Jean and Pépé had not quitted her side, clinging to her, as they had done formerly, on arriving in Paris, knocked up by the journey. This vast shop, in which she was quite at home, seemed to trouble them, and they sheltered themselves in her shadow, placing themselves under the protection of their second mother by an instinctive awakening of their infancy. People watched them as they passed, smiling at the two big fellows following in the footsteps of this grave thin girl; Jean frightened with his beard, Pépé bewildered in his tunic, all three of the same fair complexion, a fairness which caused the whisper from one end of the counters to the other: “They are her brothers! They are her brothers!”

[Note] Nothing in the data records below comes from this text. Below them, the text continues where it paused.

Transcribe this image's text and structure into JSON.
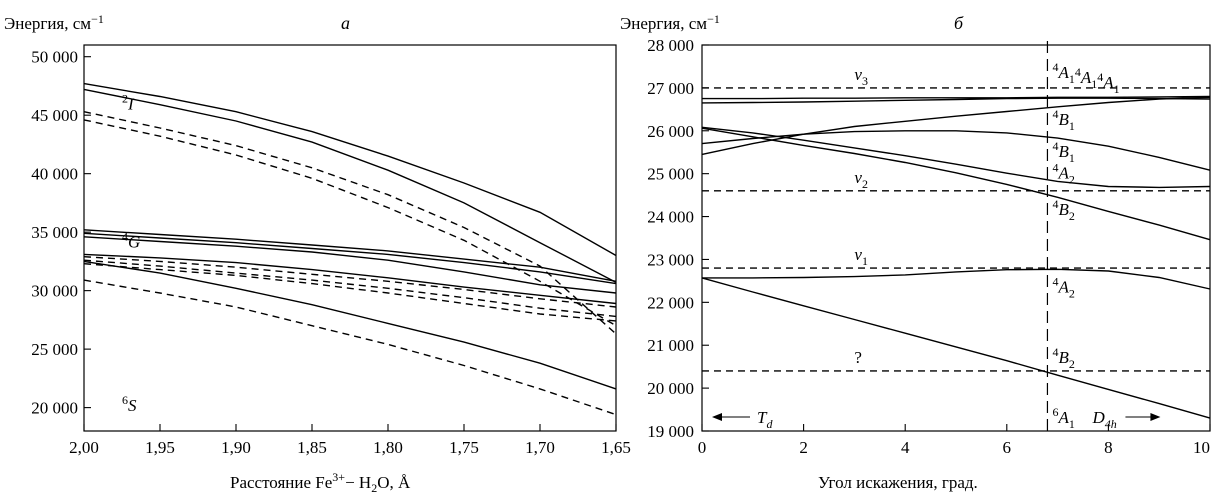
{
  "chart_data": [
    {
      "type": "line",
      "panel_label": "а",
      "ylabel_main": "Энергия, см",
      "ylabel_sup": "−1",
      "xlabel_parts": [
        "Расстояние Fe",
        "3+",
        "− H",
        "2",
        "O, Å"
      ],
      "x_reversed": true,
      "xlim": [
        2.0,
        1.65
      ],
      "ylim": [
        18000,
        51000
      ],
      "x_ticks": [
        2.0,
        1.95,
        1.9,
        1.85,
        1.8,
        1.75,
        1.7,
        1.65
      ],
      "x_tick_labels": [
        "2,00",
        "1,95",
        "1,90",
        "1,85",
        "1,80",
        "1,75",
        "1,70",
        "1,65"
      ],
      "y_ticks": [
        20000,
        25000,
        30000,
        35000,
        40000,
        45000,
        50000
      ],
      "y_tick_labels": [
        "20 000",
        "25 000",
        "30 000",
        "35 000",
        "40 000",
        "45 000",
        "50 000"
      ],
      "annotations": [
        {
          "sup": "2",
          "text": "I",
          "x": 1.975,
          "y": 45500
        },
        {
          "sup": "4",
          "text": "G",
          "x": 1.975,
          "y": 33700
        },
        {
          "sup": "6",
          "text": "S",
          "x": 1.975,
          "y": 19700
        }
      ],
      "x": [
        2.0,
        1.95,
        1.9,
        1.85,
        1.8,
        1.75,
        1.7,
        1.65
      ],
      "series": [
        {
          "style": "solid",
          "values": [
            47700,
            46600,
            45300,
            43600,
            41500,
            39200,
            36700,
            33000
          ]
        },
        {
          "style": "solid",
          "values": [
            47200,
            45900,
            44500,
            42700,
            40300,
            37500,
            34100,
            30700
          ]
        },
        {
          "style": "dashed",
          "values": [
            45300,
            43900,
            42400,
            40500,
            38200,
            35400,
            32100,
            26300
          ]
        },
        {
          "style": "dashed",
          "values": [
            44600,
            43200,
            41600,
            39600,
            37100,
            34300,
            30800,
            27000
          ]
        },
        {
          "style": "solid",
          "values": [
            35200,
            34800,
            34400,
            33900,
            33400,
            32700,
            32000,
            30800
          ]
        },
        {
          "style": "solid",
          "values": [
            34900,
            34500,
            34100,
            33600,
            33100,
            32400,
            31600,
            30600
          ]
        },
        {
          "style": "solid",
          "values": [
            34600,
            34200,
            33800,
            33300,
            32600,
            31600,
            30500,
            29800
          ]
        },
        {
          "style": "solid",
          "values": [
            33100,
            32800,
            32400,
            31800,
            31100,
            30300,
            29600,
            28900
          ]
        },
        {
          "style": "dashed",
          "values": [
            32900,
            32500,
            32000,
            31400,
            30800,
            30100,
            29300,
            28600
          ]
        },
        {
          "style": "dashed",
          "values": [
            32600,
            32100,
            31500,
            30900,
            30200,
            29400,
            28500,
            27800
          ]
        },
        {
          "style": "dashed",
          "values": [
            32300,
            31800,
            31300,
            30600,
            29800,
            28900,
            28000,
            27400
          ]
        },
        {
          "style": "solid",
          "values": [
            32500,
            31500,
            30200,
            28800,
            27200,
            25600,
            23800,
            21600
          ]
        },
        {
          "style": "dashed",
          "values": [
            30900,
            29800,
            28600,
            27000,
            25400,
            23600,
            21600,
            19400
          ]
        }
      ]
    },
    {
      "type": "line",
      "panel_label": "б",
      "ylabel_main": "Энергия, см",
      "ylabel_sup": "−1",
      "xlabel": "Угол искажения, град.",
      "xlim": [
        0,
        10
      ],
      "ylim": [
        19000,
        28000
      ],
      "x_ticks": [
        0,
        2,
        4,
        6,
        8,
        10
      ],
      "x_tick_labels": [
        "0",
        "2",
        "4",
        "6",
        "8",
        "10"
      ],
      "y_ticks": [
        19000,
        20000,
        21000,
        22000,
        23000,
        24000,
        25000,
        26000,
        27000,
        28000
      ],
      "y_tick_labels": [
        "19 000",
        "20 000",
        "21 000",
        "22 000",
        "23 000",
        "24 000",
        "25 000",
        "26 000",
        "27 000",
        "28 000"
      ],
      "vline_x": 6.8,
      "hlines": [
        {
          "y": 27000,
          "label": "v",
          "sub": "3",
          "x": 3.0
        },
        {
          "y": 24600,
          "label": "v",
          "sub": "2",
          "x": 3.0
        },
        {
          "y": 22800,
          "label": "v",
          "sub": "1",
          "x": 3.0
        },
        {
          "y": 20400,
          "label": "?",
          "sub": "",
          "x": 3.0
        }
      ],
      "term_labels": [
        {
          "parts": [
            [
              "4",
              "A",
              "1"
            ],
            [
              "4",
              "A",
              "1"
            ],
            [
              "4",
              "A",
              "1"
            ]
          ],
          "y": 27350
        },
        {
          "parts": [
            [
              "4",
              "B",
              "1"
            ]
          ],
          "y": 26250
        },
        {
          "parts": [
            [
              "4",
              "B",
              "1"
            ]
          ],
          "y": 25500
        },
        {
          "parts": [
            [
              "4",
              "A",
              "2"
            ]
          ],
          "y": 25000
        },
        {
          "parts": [
            [
              "4",
              "B",
              "2"
            ]
          ],
          "y": 24150
        },
        {
          "parts": [
            [
              "4",
              "A",
              "2"
            ]
          ],
          "y": 22350
        },
        {
          "parts": [
            [
              "4",
              "B",
              "2"
            ]
          ],
          "y": 20700
        },
        {
          "parts": [
            [
              "6",
              "A",
              "1"
            ]
          ],
          "y": 19300
        }
      ],
      "symmetry_left": {
        "text": "T",
        "sub": "d"
      },
      "symmetry_right": {
        "text": "D",
        "sub": "4h"
      },
      "x": [
        0,
        1,
        2,
        3,
        4,
        5,
        6,
        7,
        8,
        9,
        10
      ],
      "series": [
        {
          "style": "solid",
          "values": [
            26750,
            26750,
            26760,
            26760,
            26770,
            26770,
            26770,
            26780,
            26780,
            26790,
            26800
          ]
        },
        {
          "style": "solid",
          "values": [
            26650,
            26660,
            26670,
            26690,
            26710,
            26730,
            26750,
            26760,
            26760,
            26750,
            26740
          ]
        },
        {
          "style": "solid",
          "values": [
            25450,
            25700,
            25920,
            26100,
            26220,
            26340,
            26450,
            26560,
            26660,
            26740,
            26780
          ]
        },
        {
          "style": "solid",
          "values": [
            25700,
            25820,
            25920,
            25980,
            26000,
            26000,
            25950,
            25830,
            25640,
            25380,
            25080
          ]
        },
        {
          "style": "solid",
          "values": [
            26080,
            25950,
            25780,
            25600,
            25420,
            25220,
            25010,
            24820,
            24700,
            24680,
            24700
          ]
        },
        {
          "style": "solid",
          "values": [
            26060,
            25860,
            25660,
            25470,
            25260,
            25020,
            24750,
            24450,
            24120,
            23800,
            23460
          ]
        },
        {
          "style": "solid",
          "values": [
            22570,
            22570,
            22580,
            22600,
            22640,
            22710,
            22760,
            22770,
            22730,
            22580,
            22310
          ]
        },
        {
          "style": "solid",
          "values": [
            22570,
            22240,
            21920,
            21600,
            21280,
            20960,
            20640,
            20300,
            19970,
            19640,
            19300
          ]
        }
      ]
    }
  ]
}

But whilst Denise was looking for a saleswoman there was a meeting. Mouret and Bourdoncle entered the gallery; and as the former again stopped in front of the young girl, without, however, speaking to her, Madame Desforges and Madame Guibal passed by. Henriette suppressed the shiver which had invaded her whole being; she looked at Mouret and then at Denise. They had also looked at her, and it was a sort of mute catastrophe, the common end of these great dramas of the heart, a glance exchanged in the crush of a crowd. Mouret had already gone off, whilst Denise lost herself in the depths of the department, accompanied by her brothers, still in search of a disengaged salesman. But Henriette having recognised Mademoiselle de Fontenailles, in the auxiliary following Denise, with a yellow number on her shoulder, and her coarse, cadaverous, servant's-looking face, relieved herself by saying to Madame Guibal, in a trembling voice:
“Just see what he's doing with that unfortunate girl. Isn't it shameful? A marchioness! And he makes her follow like a dog the creatures picked up by him in the street!” She tried to calm herself, adding, with an affected air of indifference: “Let's go and see their display of silks.”
The silk department was like a great chamber of love, hung with white by the caprice of some snowy maiden wishing to show off her spotless whiteness. All the milky tones of an adored person were there, from the velvet of the hips, to the fine silk of the thighs and the shining satin of the bosom. Pieces of velvet hung from the columns, silk and satins stood out, on this white creamy ground, in draperies of a metallic and porcelain-like whiteness: and falling in arches were also poult and gros grain silks, light foulards, and surahs, which varied from the heavy white of a Norwegian blonde to the transparent white, warmed by the sun, of an Italian or a Spanish beauty.